後で映像を言語学者に何語か解読してもらうことにした。しかし、この言葉を解読して何の意味があるのか?子供たちの奪還の手がかりになるのかは疑問だった。しかし、予算ならいくらでもある。あの老人達はオゼキがここ3週間で調べた限りだと相当な金を持っていたからだ。2000万円以上の資産はもっている。多少無駄遣いしても怒らないだろう。
「それから、もう一つ。パズメ教会の悪い噂がありましたよ」
「なんだそれ?」
「成仏師ていう連続通り魔事件があったでしょ?」
一瞬、ゾッとした。というのも、オゼキが下北沢で探偵を始めた当初に、家主のイケダ婦人の紹介で近くで探偵をしていた元刑事のモリタさんと知り合った。当時まだナカノもいなかったので一人で探偵をやっていた事もあり、人手が必要な時にモリタさんと合同で依頼を調査する事があった。モリタさんも人手が足りない時にこっちに依頼を回してくれた。
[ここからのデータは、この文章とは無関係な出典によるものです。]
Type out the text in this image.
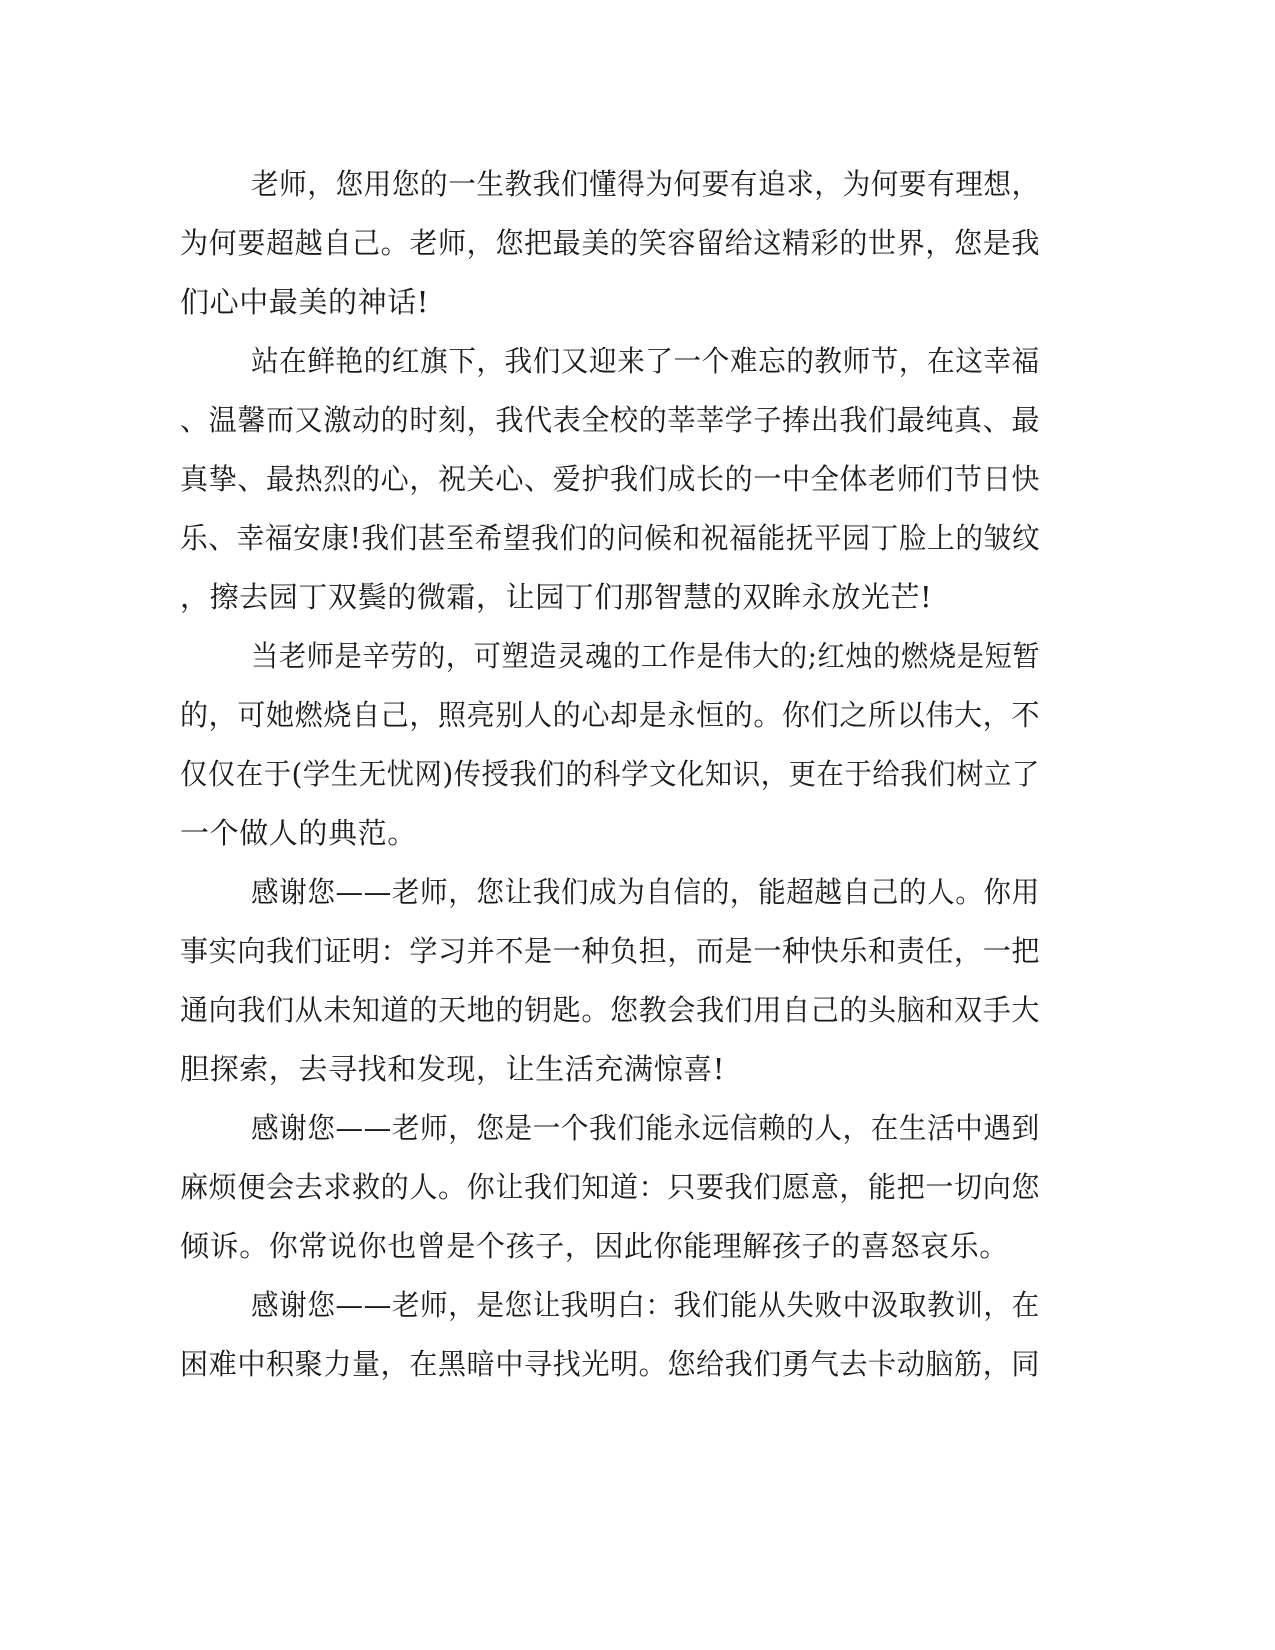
老师，您用您的一生教我们懂得为何要有追求，为何要有理想，
为何要超越自己。老师，您把最美的笑容留给这精彩的世界，您是我
们心中最美的神话!
站在鲜艳的红旗下，我们又迎来了一个难忘的教师节，在这幸福
、温馨而又激动的时刻，我代表全校的莘莘学子捧出我们最纯真、最
真挚、最热烈的心，祝关心、爱护我们成长的一中全体老师们节日快
乐、幸福安康!我们甚至希望我们的问候和祝福能抚平园丁脸上的皱纹
，擦去园丁双鬓的微霜，让园丁们那智慧的双眸永放光芒!
当老师是辛劳的，可塑造灵魂的工作是伟大的;红烛的燃烧是短暂
的，可她燃烧自己，照亮别人的心却是永恒的。你们之所以伟大，不
仅仅在于(学生无忧网)传授我们的科学文化知识，更在于给我们树立了
一个做人的典范。
感谢您——老师，您让我们成为自信的，能超越自己的人。你用
事实向我们证明：学习并不是一种负担，而是一种快乐和责任，一把
通向我们从未知道的天地的钥匙。您教会我们用自己的头脑和双手大
胆探索，去寻找和发现，让生活充满惊喜!
感谢您——老师，您是一个我们能永远信赖的人，在生活中遇到
麻烦便会去求救的人。你让我们知道：只要我们愿意，能把一切向您
倾诉。你常说你也曾是个孩子，因此你能理解孩子的喜怒哀乐。
感谢您——老师，是您让我明白：我们能从失败中汲取教训，在
困难中积聚力量，在黑暗中寻找光明。您给我们勇气去卡动脑筋，同
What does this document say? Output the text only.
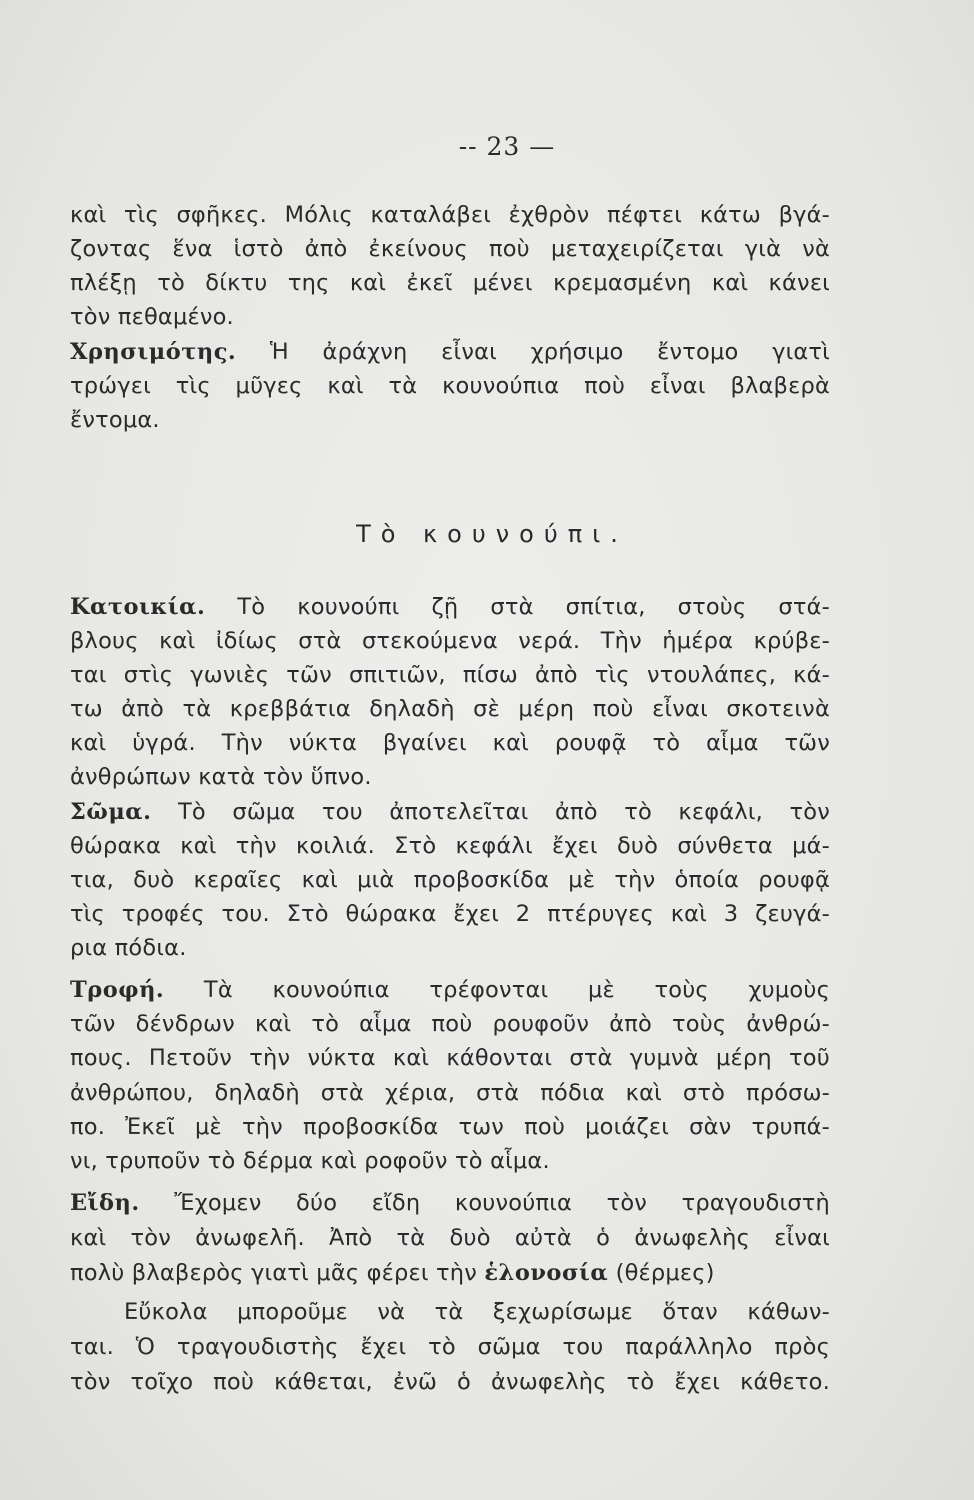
-- 23 —
καὶ τὶς σφῆκες. Μόλις καταλάβει ἐχθρὸν πέφτει κάτω βγά-
ζοντας ἕνα ἱστὸ ἀπὸ ἐκείνους ποὺ μεταχειρίζεται γιὰ νὰ
πλέξῃ τὸ δίκτυ της καὶ ἐκεῖ μένει κρεμασμένη καὶ κάνει
τὸν πεθαμένο.
Χρησιμότης. Ἡ ἀράχνη εἶναι χρήσιμο ἔντομο γιατὶ
τρώγει τὶς μῦγες καὶ τὰ κουνούπια ποὺ εἶναι βλαβερὰ
ἔντομα.
Τὸ κουνούπι.
Κατοικία. Τὸ κουνούπι ζῇ στὰ σπίτια, στοὺς στά-
βλους καὶ ἰδίως στὰ στεκούμενα νερά. Τὴν ἡμέρα κρύβε-
ται στὶς γωνιὲς τῶν σπιτιῶν, πίσω ἀπὸ τὶς ντουλάπες, κά-
τω ἀπὸ τὰ κρεββάτια δηλαδὴ σὲ μέρη ποὺ εἶναι σκοτεινὰ
καὶ ὑγρά. Τὴν νύκτα βγαίνει καὶ ρουφᾷ τὸ αἷμα τῶν
ἀνθρώπων κατὰ τὸν ὕπνο.
Σῶμα. Τὸ σῶμα του ἀποτελεῖται ἀπὸ τὸ κεφάλι, τὸν
θώρακα καὶ τὴν κοιλιά. Στὸ κεφάλι ἔχει δυὸ σύνθετα μά-
τια, δυὸ κεραῖες καὶ μιὰ προβοσκίδα μὲ τὴν ὁποία ρουφᾷ
τὶς τροφές του. Στὸ θώρακα ἔχει 2 πτέρυγες καὶ 3 ζευγά-
ρια πόδια.
Τροφή. Τὰ κουνούπια τρέφονται μὲ τοὺς χυμοὺς
τῶν δένδρων καὶ τὸ αἷμα ποὺ ρουφοῦν ἀπὸ τοὺς ἀνθρώ-
πους. Πετοῦν τὴν νύκτα καὶ κάθονται στὰ γυμνὰ μέρη τοῦ
ἀνθρώπου, δηλαδὴ στὰ χέρια, στὰ πόδια καὶ στὸ πρόσω-
πο. Ἐκεῖ μὲ τὴν προβοσκίδα των ποὺ μοιάζει σὰν τρυπά-
νι, τρυποῦν τὸ δέρμα καὶ ροφοῦν τὸ αἷμα.
Εἴδη. Ἔχομεν δύο εἴδη κουνούπια τὸν τραγουδιστὴ
καὶ τὸν ἀνωφελῆ. Ἀπὸ τὰ δυὸ αὐτὰ ὁ ἀνωφελὴς εἶναι
πολὺ βλαβερὸς γιατὶ μᾶς φέρει τὴν ἑλονοσία (θέρμες)
Εὔκολα μποροῦμε νὰ τὰ ξεχωρίσωμε ὅταν κάθων-
ται. Ὁ τραγουδιστὴς ἔχει τὸ σῶμα του παράλληλο πρὸς
τὸν τοῖχο ποὺ κάθεται, ἐνῶ ὁ ἀνωφελὴς τὸ ἔχει κάθετο.
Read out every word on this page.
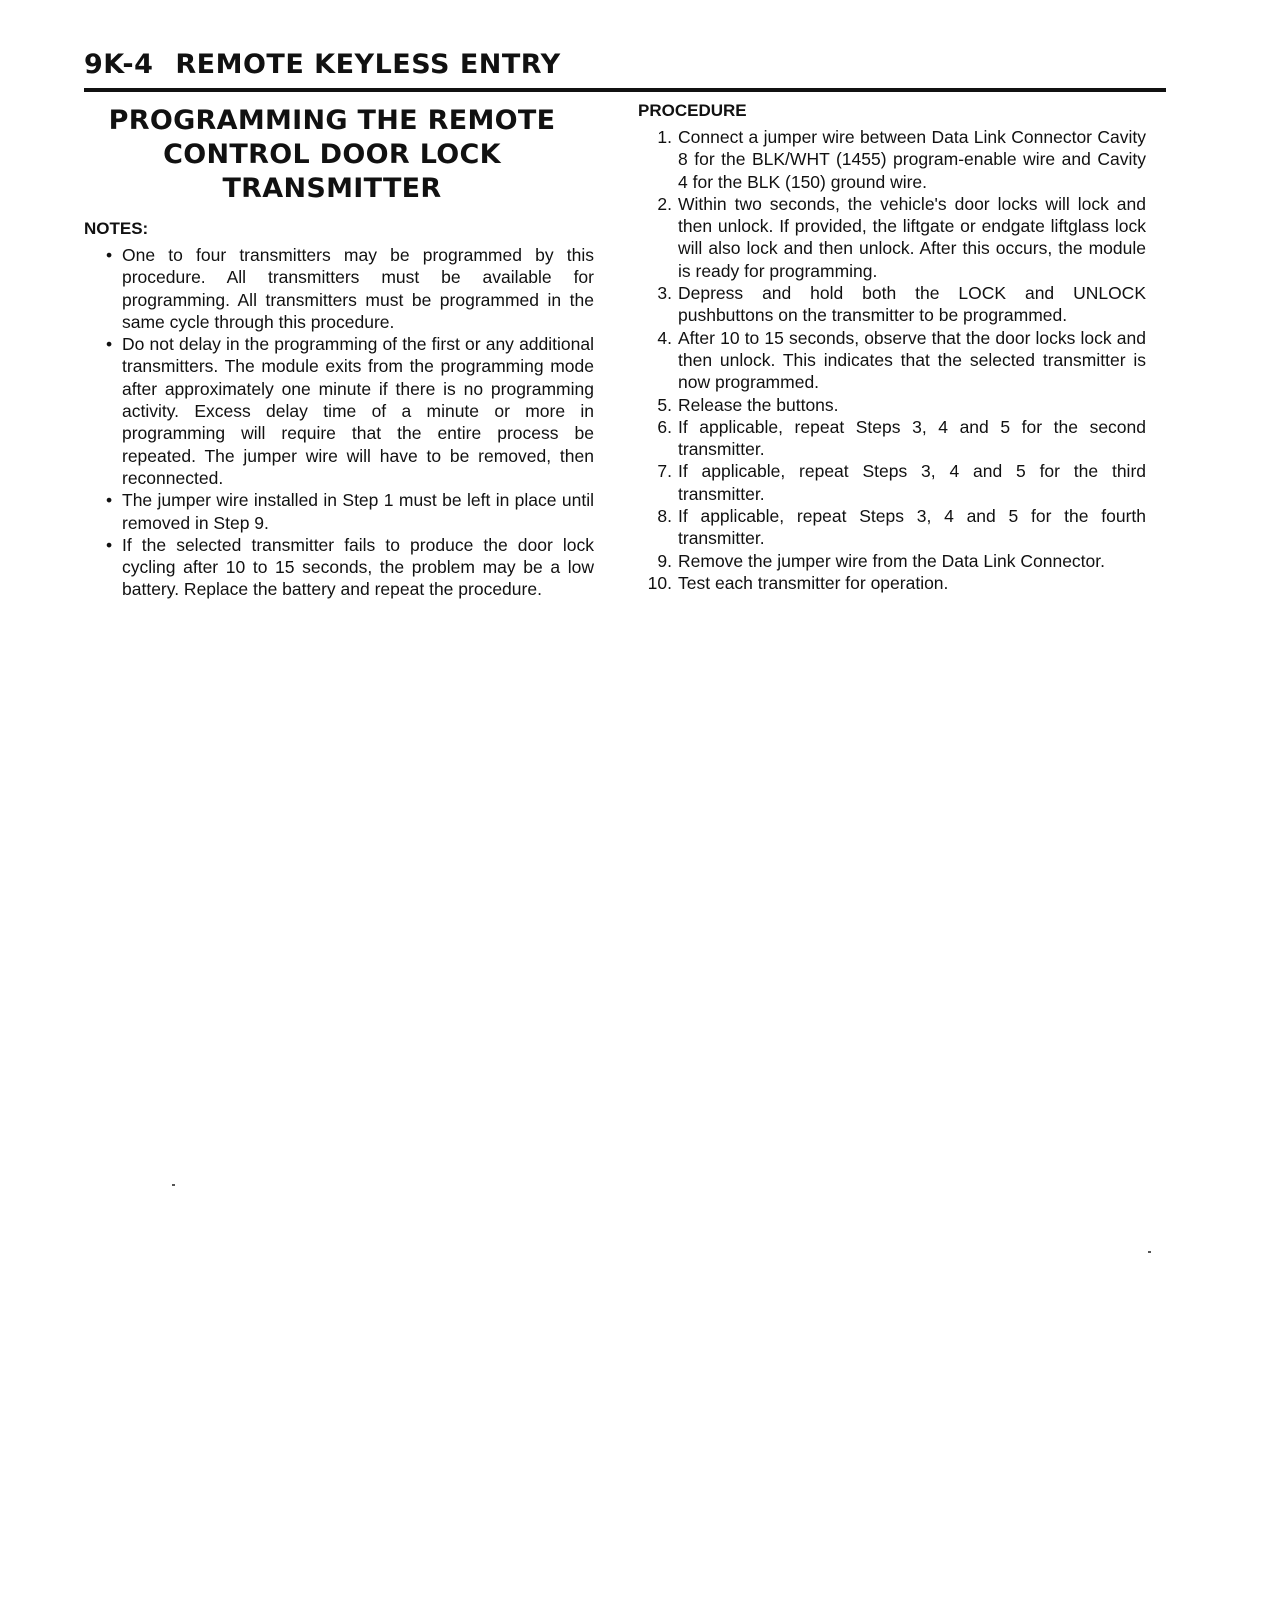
9K-4 REMOTE KEYLESS ENTRY
PROGRAMMING THE REMOTE
CONTROL DOOR LOCK
TRANSMITTER

NOTES:

• One to four transmitters may be programmed by this procedure. All transmitters must be available for programming. All transmitters must be programmed in the same cycle through this procedure.
• Do not delay in the programming of the first or any additional transmitters. The module exits from the programming mode after approximately one minute if there is no programming activity. Excess delay time of a minute or more in programming will require that the entire process be repeated. The jumper wire will have to be removed, then reconnected.
• The jumper wire installed in Step 1 must be left in place until removed in Step 9.
• If the selected transmitter fails to produce the door lock cycling after 10 to 15 seconds, the problem may be a low battery. Replace the battery and repeat the procedure.

PROCEDURE

1. Connect a jumper wire between Data Link Connector Cavity 8 for the BLK/WHT (1455) program-enable wire and Cavity 4 for the BLK (150) ground wire.
2. Within two seconds, the vehicle's door locks will lock and then unlock. If provided, the liftgate or endgate liftglass lock will also lock and then unlock. After this occurs, the module is ready for programming.
3. Depress and hold both the LOCK and UNLOCK pushbuttons on the transmitter to be programmed.
4. After 10 to 15 seconds, observe that the door locks lock and then unlock. This indicates that the selected transmitter is now programmed.
5. Release the buttons.
6. If applicable, repeat Steps 3, 4 and 5 for the second transmitter.
7. If applicable, repeat Steps 3, 4 and 5 for the third transmitter.
8. If applicable, repeat Steps 3, 4 and 5 for the fourth transmitter.
9. Remove the jumper wire from the Data Link Connector.
10. Test each transmitter for operation.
そのモリタさんと酒を飲んだ時の話だ。モリタさんが初めて探偵事務所を開いた時の依頼人こそがその「成仏師」と後に言われた男の両親の浮気調査だったと言っていたのを思い出した。今はモリタさんは他界してしまったので詳しいことは聞けないが。
その「成仏師通り魔連続殺人事件」とは、ある青年が被害者をこの世をさまよう幽霊と間違えて成仏させてやろうとし、謎の呪文を唱えながらその被害者達を押し倒し頭が割れるまで地面に打ち付けて殺した事件だ。合計17名の老若男女が殺され当時、大々的に報じられた事件だった。
「覚えてるよ。それで?」
「彼の事件のノンフィクション本にパズメ教会の事が書いてあるんですよ。実は彼の母方の叔母がパズメ教の信者で、コミューンで共同生活していたらしいんです。それが、彼が20歳の時に母親の元にある呪文が入ったカセットテープを送ってきたそうですよ」
「それだけか?」
「いや、これからが面白いと言うか、怖いと言うか。初版本にはパズメ教団の名前が書いてあったんですが、二版からはパズメ教会の部分が匿名になっていたんですよ」
「それは、なにかの間違いだったて事で訂正したんじゃないか?」
「その可能性もありますよ。でも、普通訂正する時は出版社のホームページで訂正のお詫びを書くのが習わしなんですが、それもないんです。しかも、噂だと初版本は大量に誰かが購入したとか。それに、成仏師の男が死刑に日にちが他の死刑囚より早すぎるんですよ。だから、何か力が働いたんじゃないかと噂になってますよ。まあ、あくまで噂ですけどね。それに誰もパズメ教について話したがらないんですよ。しかも、ノンフィクションを書いたライターが現在行方不明になっているんです。怖くないですか?分かり次第連絡しますよ」
話はそこで終わった。時計を見ると17時だった。
「そうだ、久しぶりだから酒でも飲もうか?」
「オゼキさん。俺をまたアル中にするつもりですか?もう12年はアルコールを飲んでないんですよ」
「そうだった。すまん。そうだ、焼き肉でもどうだ?息子さんも一緒に」
「いいですよ。勿論おごりですよね?」
その後、近所のニシカワと彼の息子と一緒に焼き肉を食べた。ニシカワの息子は牛タンに目がないらしい。必ず牛タンを注文した。なんだかケンジの事を思い出した。ケンジも牛タンが大好きだった。臓物系、レバーやホルモンが嫌いなところもソックリだった。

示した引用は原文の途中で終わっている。